Comcast takes roughly the opposite approach. They offer a relatively low introductory price at sign-up time, but then they periodically raise rates. Customers are forced to call up, pretend they want to cancel, and then haggle for a good deal. Honesty isn't allowed; if you tell the Comcast guy you just want a discount, he won't give it to you. You have to lie to get a price cut. Customer service representatives are effectively evaluated on how unhelpful they are. They'll get better performance reviews if they're able to talk customers out of canceling without having to give big discounts.

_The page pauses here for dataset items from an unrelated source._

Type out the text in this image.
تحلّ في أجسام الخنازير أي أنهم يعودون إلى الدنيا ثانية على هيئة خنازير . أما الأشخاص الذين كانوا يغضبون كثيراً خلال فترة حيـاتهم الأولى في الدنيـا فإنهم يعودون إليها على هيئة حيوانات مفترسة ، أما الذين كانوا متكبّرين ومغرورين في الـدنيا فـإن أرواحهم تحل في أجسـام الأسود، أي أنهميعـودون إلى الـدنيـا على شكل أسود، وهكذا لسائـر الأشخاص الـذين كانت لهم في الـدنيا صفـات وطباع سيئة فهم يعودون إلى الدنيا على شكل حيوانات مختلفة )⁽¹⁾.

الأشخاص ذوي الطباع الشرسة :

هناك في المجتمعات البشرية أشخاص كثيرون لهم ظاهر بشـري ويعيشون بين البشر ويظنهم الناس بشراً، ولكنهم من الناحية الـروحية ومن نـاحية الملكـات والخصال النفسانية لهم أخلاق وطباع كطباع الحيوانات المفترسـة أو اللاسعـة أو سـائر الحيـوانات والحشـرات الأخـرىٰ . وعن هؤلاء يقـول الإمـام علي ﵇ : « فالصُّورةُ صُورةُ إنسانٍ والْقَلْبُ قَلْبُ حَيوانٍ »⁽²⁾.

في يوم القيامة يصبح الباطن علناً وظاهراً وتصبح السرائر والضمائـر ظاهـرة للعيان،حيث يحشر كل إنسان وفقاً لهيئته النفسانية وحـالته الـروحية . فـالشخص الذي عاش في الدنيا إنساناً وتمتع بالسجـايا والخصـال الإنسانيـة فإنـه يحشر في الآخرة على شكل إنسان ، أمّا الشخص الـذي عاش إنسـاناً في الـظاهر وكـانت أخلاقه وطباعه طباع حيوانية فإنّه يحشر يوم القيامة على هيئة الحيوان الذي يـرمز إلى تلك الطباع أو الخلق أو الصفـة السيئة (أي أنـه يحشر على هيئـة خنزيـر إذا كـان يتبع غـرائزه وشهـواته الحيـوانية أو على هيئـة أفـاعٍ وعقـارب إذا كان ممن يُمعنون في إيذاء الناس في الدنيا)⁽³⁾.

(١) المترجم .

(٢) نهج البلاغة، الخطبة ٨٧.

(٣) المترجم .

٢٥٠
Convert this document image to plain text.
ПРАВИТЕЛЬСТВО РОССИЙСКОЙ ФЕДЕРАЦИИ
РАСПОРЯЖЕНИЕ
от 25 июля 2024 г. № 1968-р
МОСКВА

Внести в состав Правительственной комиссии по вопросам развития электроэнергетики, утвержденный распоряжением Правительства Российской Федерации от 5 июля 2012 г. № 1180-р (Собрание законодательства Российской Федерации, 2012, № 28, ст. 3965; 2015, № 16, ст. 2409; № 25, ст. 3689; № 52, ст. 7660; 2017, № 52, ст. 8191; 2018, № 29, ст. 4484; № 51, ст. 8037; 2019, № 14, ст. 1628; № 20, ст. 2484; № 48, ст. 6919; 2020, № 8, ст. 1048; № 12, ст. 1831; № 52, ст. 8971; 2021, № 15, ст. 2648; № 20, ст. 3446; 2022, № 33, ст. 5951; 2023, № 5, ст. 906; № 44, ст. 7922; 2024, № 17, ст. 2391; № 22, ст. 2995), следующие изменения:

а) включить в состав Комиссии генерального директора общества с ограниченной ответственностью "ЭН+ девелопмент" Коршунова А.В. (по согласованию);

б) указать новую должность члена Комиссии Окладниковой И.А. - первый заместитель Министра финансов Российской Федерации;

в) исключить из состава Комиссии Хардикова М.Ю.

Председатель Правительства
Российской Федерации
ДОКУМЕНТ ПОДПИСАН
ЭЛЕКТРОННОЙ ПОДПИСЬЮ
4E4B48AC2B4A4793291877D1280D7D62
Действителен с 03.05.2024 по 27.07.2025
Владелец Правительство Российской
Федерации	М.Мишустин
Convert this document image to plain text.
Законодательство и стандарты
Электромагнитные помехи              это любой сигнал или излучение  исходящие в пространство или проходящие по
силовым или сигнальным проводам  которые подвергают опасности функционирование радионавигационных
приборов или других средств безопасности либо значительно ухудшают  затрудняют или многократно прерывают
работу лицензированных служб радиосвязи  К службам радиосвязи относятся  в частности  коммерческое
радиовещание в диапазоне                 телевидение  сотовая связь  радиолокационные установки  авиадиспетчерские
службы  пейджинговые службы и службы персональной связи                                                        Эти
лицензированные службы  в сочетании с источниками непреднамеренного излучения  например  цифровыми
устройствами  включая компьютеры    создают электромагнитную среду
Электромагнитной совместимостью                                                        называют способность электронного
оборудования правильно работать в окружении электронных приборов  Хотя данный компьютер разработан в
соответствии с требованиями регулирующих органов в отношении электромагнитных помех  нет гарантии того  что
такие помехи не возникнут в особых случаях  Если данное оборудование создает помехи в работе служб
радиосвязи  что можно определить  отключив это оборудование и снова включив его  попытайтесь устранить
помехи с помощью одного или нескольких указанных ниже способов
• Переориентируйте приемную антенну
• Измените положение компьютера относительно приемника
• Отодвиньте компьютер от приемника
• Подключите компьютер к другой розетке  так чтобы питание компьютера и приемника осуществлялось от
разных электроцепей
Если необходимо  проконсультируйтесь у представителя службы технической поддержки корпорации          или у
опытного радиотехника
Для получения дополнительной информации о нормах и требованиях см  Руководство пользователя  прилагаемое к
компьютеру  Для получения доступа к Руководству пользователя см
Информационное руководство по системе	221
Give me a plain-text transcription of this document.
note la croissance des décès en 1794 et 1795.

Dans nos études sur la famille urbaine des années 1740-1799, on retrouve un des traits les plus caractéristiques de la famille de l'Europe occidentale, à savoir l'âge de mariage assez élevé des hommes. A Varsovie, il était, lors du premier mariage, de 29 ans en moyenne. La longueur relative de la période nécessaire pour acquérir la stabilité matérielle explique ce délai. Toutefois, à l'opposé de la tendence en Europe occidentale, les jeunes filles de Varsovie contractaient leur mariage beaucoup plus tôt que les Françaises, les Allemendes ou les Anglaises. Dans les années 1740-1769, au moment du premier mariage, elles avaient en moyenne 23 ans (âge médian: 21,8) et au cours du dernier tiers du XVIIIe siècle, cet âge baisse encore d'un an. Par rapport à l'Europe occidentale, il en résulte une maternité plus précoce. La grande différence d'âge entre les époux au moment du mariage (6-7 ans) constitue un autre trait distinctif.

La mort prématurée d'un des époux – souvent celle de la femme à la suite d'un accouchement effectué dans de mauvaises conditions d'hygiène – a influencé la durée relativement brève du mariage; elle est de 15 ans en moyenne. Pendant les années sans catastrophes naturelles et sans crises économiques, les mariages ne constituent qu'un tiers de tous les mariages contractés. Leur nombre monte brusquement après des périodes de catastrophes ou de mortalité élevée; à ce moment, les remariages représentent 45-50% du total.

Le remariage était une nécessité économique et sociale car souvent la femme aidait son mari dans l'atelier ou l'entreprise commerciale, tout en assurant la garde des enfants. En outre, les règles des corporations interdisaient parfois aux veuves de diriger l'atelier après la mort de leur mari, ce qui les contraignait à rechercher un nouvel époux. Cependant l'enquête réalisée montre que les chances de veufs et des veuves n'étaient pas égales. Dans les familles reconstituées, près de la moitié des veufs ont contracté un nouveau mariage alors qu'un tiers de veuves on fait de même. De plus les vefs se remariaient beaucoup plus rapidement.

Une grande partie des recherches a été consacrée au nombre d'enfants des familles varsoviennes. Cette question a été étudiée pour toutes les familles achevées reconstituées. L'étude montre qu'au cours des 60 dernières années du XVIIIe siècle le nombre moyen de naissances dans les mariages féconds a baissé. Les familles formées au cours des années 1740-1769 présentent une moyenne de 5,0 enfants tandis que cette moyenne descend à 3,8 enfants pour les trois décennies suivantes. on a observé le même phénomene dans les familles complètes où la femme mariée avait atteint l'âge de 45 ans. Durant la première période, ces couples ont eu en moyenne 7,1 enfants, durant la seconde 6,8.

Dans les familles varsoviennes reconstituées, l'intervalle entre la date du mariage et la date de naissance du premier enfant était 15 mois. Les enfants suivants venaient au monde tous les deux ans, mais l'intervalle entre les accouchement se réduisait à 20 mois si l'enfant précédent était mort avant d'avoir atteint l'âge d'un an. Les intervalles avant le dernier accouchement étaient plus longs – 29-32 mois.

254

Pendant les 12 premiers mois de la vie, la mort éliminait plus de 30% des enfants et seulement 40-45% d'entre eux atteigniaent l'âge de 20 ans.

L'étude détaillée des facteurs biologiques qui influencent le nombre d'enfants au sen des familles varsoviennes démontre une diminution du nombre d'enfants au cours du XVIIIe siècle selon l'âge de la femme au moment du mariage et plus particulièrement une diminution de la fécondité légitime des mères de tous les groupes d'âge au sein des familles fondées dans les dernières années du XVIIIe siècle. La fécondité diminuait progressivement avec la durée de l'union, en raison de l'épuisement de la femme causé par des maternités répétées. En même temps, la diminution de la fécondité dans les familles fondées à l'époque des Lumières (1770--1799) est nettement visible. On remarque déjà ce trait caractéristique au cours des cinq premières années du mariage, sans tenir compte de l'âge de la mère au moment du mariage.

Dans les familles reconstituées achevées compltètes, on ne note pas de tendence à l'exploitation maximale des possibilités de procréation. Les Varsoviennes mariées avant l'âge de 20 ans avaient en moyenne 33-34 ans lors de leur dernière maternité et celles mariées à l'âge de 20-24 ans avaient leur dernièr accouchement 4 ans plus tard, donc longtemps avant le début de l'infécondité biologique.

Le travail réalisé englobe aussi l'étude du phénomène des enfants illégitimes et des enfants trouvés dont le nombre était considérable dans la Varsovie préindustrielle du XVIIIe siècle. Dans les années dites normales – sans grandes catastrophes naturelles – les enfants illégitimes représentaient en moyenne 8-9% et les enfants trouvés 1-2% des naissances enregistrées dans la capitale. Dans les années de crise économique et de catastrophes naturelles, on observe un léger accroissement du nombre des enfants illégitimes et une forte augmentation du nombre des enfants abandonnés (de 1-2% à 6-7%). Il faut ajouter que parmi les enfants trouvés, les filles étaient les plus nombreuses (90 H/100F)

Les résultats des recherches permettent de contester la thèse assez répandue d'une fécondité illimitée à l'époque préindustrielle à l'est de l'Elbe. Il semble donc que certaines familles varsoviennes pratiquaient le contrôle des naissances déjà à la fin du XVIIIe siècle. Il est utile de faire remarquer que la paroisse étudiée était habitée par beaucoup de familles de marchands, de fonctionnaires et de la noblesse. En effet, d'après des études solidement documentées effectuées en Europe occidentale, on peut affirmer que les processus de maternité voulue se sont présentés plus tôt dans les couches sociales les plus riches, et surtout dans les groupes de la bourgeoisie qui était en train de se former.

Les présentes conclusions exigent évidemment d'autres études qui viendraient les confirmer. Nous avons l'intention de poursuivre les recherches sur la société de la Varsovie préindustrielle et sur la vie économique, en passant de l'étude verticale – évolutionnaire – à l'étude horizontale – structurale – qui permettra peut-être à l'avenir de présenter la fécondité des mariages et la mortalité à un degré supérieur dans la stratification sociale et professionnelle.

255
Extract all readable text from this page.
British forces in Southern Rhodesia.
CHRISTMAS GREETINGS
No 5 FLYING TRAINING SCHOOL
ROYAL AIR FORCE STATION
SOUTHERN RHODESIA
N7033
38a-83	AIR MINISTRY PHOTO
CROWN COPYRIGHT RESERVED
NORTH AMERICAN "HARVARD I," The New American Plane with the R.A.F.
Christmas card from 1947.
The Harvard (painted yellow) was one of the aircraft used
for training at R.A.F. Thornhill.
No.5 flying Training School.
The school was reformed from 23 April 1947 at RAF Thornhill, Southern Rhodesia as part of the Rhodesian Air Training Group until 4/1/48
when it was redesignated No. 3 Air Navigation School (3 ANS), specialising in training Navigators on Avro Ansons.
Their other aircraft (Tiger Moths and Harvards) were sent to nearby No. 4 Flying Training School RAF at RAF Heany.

If you set up a company that deliberately pits your customers against your representatives, it's not surprising that everyone involved will get frustrated. And if you have a bunch of frustrated Comcast employees, it's only a matter of time before one of them does something stupid like changing a customer's name to "asshole."

Most businesses take the attitude that "the customer is always right" because they know customers have a lot of options. Developing a reputation for being hard to deal with is bad for business. But in the telecom business, customers don't have a lot of options. They're lucky if they have more than one alternative to Comcast, and in many areas the alternatives are a lot slower. In a market with limited competition, treating customers like your adversary isn't such a bad business strategy.

Disclosure: Comcast Ventures is an investor in Vox Media, the parent company of Vox.com.